Monday, June 11, 2012
Don't Buy Buggy Products
You know what I hate? I hate double clicking the InstallCoolNewGame.exe or Setup.exe whatever, letting the little progress bar fill up, then immediately crashing to desktop. I should not need to make a Computer Use check to get into your game. The barriers to entry for any product should be insanely low. Minutes to learn, a life time to master, is good design ethos. Minutes to learn, hours to troubleshoot is more a slap in the face.
Remember the Dragon Age: Origins release? How cool was that opening video? Once you got to see it, I mean. Not when the sound and video skipped, looped and crashed for reasons that required a patch. The worst part though is that it is a pretty decent game. But, somehow, no one in their QA world tried to, you know, run the game to see if it did not work. They will tell you that PCs are hard to design for because you have any variety of conflicts that could crop up; this is something I can understand. I am sympathetic towards that plight. But, guess what? You design games. It behooves you to cross your Ts and dot your Is.
Lots of PC games have this problem; bugs, incompatible hardware issues, driver issues. I have a very simple piece of advice for any one trying to make a game: I want to hit three buttons to get into your game: Install, Start New Game, then whatever the confirm button is for things like character name, etc. This should be your design goal. "Three buttons to fun."
Yes, I understand PCs are powerful tools that let me tweak options however I want. But, you know what? I don't want to have to navigate a variety of menus, a .ini file and then some archaic graphic settings to get something like windowed mode. Also: You should enable windowed mode. Suck it up. Do it.
Some game designers, and we all can think of a few, have been getting shockingly lazy. Some things you can't foresee, I understand. But, if my computer is well above your minimum specs, I should not have to fight for hours to get your game running. Also, make sure your game is actually complete. For example, I'm glad I didn't play Mass Effect 3 yet. The ending, apparently, was such a travesty Bioware is making an apology DLC to make it all better. Look at Star Wars: The Old Republic for a classic example of over-promising and under-delivering.
What's worse, is that shoddy PC design is lowering the bar for other games. It has crept into RPG books and always connected consoles that can download patches and fixes. Look at the math issues in fourth edition skill challenges and the feat tax to not have terrible defenses. Here's a thought: You should not have to errata your base book because you did not run the numbers.
Game companies are getting hit more and more with releasing obvious betas; TV Tropes even has a page for it! But, take a look at some of their examples. This isn't new; Sierra, as the adventure game genre was dying out, was notorious for buggy releases. So, why are we still putting up with this?

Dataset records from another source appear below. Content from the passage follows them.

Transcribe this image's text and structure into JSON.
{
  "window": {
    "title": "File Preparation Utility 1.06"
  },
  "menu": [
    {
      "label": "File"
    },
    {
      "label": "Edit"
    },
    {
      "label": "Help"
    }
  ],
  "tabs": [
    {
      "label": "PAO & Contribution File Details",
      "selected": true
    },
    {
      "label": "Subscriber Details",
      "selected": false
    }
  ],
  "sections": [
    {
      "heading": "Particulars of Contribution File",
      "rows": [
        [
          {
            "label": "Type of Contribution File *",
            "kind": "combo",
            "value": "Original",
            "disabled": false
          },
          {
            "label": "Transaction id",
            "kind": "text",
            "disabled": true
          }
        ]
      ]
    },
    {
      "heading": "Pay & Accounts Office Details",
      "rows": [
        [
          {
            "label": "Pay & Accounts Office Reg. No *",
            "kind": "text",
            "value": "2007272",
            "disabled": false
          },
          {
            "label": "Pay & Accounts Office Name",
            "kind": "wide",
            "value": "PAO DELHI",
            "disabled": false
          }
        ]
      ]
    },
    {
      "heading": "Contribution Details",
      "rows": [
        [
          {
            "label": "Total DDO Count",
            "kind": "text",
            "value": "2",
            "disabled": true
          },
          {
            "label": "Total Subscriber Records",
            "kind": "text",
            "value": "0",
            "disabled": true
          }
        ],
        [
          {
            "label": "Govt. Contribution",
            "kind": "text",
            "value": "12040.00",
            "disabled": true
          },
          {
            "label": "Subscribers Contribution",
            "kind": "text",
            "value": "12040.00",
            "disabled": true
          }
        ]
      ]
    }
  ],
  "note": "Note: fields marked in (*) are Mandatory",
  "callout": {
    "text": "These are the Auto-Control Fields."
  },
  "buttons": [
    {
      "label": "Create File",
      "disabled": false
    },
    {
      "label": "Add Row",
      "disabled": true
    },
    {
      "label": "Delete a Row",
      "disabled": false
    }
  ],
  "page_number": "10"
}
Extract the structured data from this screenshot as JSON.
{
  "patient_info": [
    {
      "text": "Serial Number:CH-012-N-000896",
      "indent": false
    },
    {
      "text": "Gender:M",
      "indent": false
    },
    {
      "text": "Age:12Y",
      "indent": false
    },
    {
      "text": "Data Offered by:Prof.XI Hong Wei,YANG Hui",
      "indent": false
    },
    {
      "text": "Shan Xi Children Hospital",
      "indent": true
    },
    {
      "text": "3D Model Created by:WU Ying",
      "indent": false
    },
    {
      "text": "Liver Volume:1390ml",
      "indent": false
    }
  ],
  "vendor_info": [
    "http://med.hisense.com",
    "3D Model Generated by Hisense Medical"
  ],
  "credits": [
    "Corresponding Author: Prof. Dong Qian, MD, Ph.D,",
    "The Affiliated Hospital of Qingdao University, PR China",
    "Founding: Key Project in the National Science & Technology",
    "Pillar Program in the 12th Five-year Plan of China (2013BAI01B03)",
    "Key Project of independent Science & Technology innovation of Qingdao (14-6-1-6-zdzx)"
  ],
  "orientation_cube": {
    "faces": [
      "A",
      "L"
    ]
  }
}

If any review tells you a game has game stopping bugs, crashes to desktops, etc., but mitigates it by telling you that there are work arounds, or patches are promised to fix it: Don't buy the game until that happens. Game companies rely on first day and first week sales; the earlier they get your money, the better their sale figures. I should not have to work to play your game. If I keep my drivers up to date, I should not have to engage in archaic technomancy to enjoy the product I paid you for beyond double clicking. Game reviewers: If you have compatibility issues and need to reinstall and fight with your system, the game is not a 10/10, 5/5 or whatever awesome scoring system you use. If a car does not go when you hit the gas, it is broken; if a game does not run when you double click, it is broken.
So, here's my proposal: Don't buy buggy games. If you want them to stop releasing things in unplayable or barely playable states stop buying things in unplayable and barely playable states. Then, write to them, on Twitter, on your blog, on Facebook to say: "I will not buy it till it is fixed."
Then, once they fix the game? Buy the game. Look, they're companies, OK? Companies are more Pavlovian than dogs. Let's lay out for them a nice and simple cause/effect relationship. Release crap that doesn't run out of the box, we won't buy it. Release games with stable builds that we can play, we buy it. It's like Adam Smith's invisible hand slowly strangling every marketing and PR person who suggests to rush something to market and "fix it post release."
Don't use a buggy game as an excuse to pirate. Because, see, then you're never going to be one of their customers, so why should they cater to what you want? If you want to influence the kinds of games people make, you need to pay the Danegold. When your friends buy pizza (Do you have friends? Do they buy pizza? Look, let's assume you do and they do, it makes this analogy flow better. So, OK, assume you have friends, and they buy pizza), if you don't chip in, you don't get to decide what goes on the pizza. Suffer in anchovy purgatory. Well, when the gamer community buys games, if you don't chip in, you don't get to decide what goes in the digital distribution or box.